C’est dans cet état d’esprit que l’idée de We Speak Translate a germé. Le but : étendre l’utilisation de l’application Google Translate à l’intérieur des communautés qui accueillent des immigrants et des réfugiés. Il ne s’agit donc pas d’en faire la refonte, mais plutôt de former des organismes clés afin qu’ils l’utilisent aisément.

Contacter Google
Kate Longpre n’en était qu’à ses premières semaines à l’ICA lorsqu’elle est entrée en contact avec le géant américain. « Je suis allée rencontrer mon superviseur et je lui ai dit : “J’ai une idée, est-ce que ça vous dérangerait si j’essayais de contacter Google pour voir si le projet est réalisable ?”». On lui a répondu que bien sûr, elle pouvait tenter sa chance, « mais je devinais bien dans le ton qu’on doutait que la démarche porte ses fruits », se souvient-elle.

Elle s’est donc lancée. « J’ai dû googler comment contacter Google », admet-elle, mais l’outil de recherche a été fidèle à sa réputation, et contre toute attente le directeur du marketing de Google Translate Jesse Friedman s’est empressé de répondre avec enthousiasme.

Un grand potentiel
Un peu plus d’un an après sa création, Kate Longpre est toujours en contact avec Google, mais c’est elle qui mène désormais le bateau.
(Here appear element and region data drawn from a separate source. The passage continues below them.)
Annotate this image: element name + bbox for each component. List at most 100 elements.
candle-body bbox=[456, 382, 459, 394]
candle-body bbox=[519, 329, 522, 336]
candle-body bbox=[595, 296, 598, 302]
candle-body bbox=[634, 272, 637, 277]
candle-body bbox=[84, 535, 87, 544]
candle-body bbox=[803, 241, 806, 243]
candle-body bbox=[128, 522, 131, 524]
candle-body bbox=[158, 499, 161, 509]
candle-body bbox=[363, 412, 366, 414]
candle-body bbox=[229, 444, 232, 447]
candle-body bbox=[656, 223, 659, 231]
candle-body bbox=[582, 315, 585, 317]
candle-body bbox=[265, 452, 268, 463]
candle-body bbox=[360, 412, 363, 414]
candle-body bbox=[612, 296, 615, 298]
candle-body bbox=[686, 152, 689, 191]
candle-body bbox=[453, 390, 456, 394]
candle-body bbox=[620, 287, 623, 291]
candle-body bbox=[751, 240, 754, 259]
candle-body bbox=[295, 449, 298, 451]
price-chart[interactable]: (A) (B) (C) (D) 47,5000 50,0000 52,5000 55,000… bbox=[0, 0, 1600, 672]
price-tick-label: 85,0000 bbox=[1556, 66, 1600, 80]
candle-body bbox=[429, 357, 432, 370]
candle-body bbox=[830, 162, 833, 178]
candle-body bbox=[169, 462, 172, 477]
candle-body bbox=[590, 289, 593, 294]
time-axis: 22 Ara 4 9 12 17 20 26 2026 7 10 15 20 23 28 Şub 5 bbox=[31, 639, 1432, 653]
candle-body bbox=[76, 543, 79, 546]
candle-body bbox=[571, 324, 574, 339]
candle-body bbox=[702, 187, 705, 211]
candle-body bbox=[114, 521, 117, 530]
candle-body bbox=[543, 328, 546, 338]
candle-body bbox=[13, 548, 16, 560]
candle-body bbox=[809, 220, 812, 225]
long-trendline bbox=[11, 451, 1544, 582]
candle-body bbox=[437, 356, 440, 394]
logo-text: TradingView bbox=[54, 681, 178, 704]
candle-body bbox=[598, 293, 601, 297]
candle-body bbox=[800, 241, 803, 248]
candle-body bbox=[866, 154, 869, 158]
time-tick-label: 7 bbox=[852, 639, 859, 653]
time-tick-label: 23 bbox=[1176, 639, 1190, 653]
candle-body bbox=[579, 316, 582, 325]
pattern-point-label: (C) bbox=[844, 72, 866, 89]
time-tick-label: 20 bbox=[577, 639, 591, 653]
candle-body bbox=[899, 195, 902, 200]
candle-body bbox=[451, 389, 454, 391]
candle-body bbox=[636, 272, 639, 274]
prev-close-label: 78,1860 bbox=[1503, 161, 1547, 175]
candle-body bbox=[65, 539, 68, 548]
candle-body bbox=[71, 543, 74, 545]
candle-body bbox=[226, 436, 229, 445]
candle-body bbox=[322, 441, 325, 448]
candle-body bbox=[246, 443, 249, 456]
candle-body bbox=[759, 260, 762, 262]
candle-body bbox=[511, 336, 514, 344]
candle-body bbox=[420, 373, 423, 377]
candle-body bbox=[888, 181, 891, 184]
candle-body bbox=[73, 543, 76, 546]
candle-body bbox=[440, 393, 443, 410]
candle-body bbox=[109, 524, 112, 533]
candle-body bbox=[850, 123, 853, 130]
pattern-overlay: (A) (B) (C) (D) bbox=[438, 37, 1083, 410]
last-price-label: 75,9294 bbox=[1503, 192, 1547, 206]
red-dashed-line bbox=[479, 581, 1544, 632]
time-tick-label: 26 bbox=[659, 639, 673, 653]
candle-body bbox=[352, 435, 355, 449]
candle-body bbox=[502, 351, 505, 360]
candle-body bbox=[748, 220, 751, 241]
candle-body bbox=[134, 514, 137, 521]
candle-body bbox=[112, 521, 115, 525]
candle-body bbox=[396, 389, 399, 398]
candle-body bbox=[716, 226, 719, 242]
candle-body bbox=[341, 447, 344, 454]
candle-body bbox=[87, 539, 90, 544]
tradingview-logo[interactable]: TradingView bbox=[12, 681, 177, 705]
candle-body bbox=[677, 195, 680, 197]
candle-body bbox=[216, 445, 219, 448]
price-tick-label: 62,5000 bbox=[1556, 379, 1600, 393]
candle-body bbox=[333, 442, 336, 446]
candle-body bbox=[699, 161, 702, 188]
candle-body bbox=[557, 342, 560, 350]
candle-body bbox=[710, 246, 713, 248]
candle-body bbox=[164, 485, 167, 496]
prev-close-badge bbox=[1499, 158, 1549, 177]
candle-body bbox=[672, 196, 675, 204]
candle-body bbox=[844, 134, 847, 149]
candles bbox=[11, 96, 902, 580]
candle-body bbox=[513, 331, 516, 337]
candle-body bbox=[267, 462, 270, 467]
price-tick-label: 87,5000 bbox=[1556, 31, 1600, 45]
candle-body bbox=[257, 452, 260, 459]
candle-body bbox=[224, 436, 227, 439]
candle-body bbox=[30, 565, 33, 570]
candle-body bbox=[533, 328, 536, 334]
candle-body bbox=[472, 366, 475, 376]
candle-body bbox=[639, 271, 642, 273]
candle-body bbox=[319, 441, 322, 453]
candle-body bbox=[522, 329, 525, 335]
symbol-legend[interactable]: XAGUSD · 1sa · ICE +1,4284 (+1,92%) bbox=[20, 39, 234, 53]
Elle voit We Speak Translate comme un projet pilote qui mériterait d’être exploité à grande échelle.

Depuis le lancement du projet en avril 2017, près de 2 000 personnes ont suivi la formation.

À Halifax, deux des cinq sous-comités du LIP ont déjà profité de We Speak Translate. Roberto Montiel travaille présentement sur un moyen de l’administrer aux employés municipaux, qui ont démontré un vif intérêt pour le projet.  Comme il s’agit d’une formation gratuite et aux usages variés, selon lui, il ne suffira que d’en parler pour que d’autres organismes se portent volontaires.

Kate Longpre souhaite que le succès canadien soit reconnu et que le projet grandisse au point où la formation serait donnée, par exemple, en Europe, qui accueille tous les jours un grand nombre d’immigrants et de réfugiés.

« Un des défis qui nous attend sera d’alimenter la flamme chez Google Translate, note Kate, alors que les deux premiers partenaires du projet, Jesse Friedman et Roque Silva, ont quitté Google. Ils y croyaient et ils y tenaient, maintenant nous devons inspirer [ceux qui les remplacent chez Google Translate] et créer de l’enthousiasme. »

La prochaine séance se déroulera le 8 juin prochain.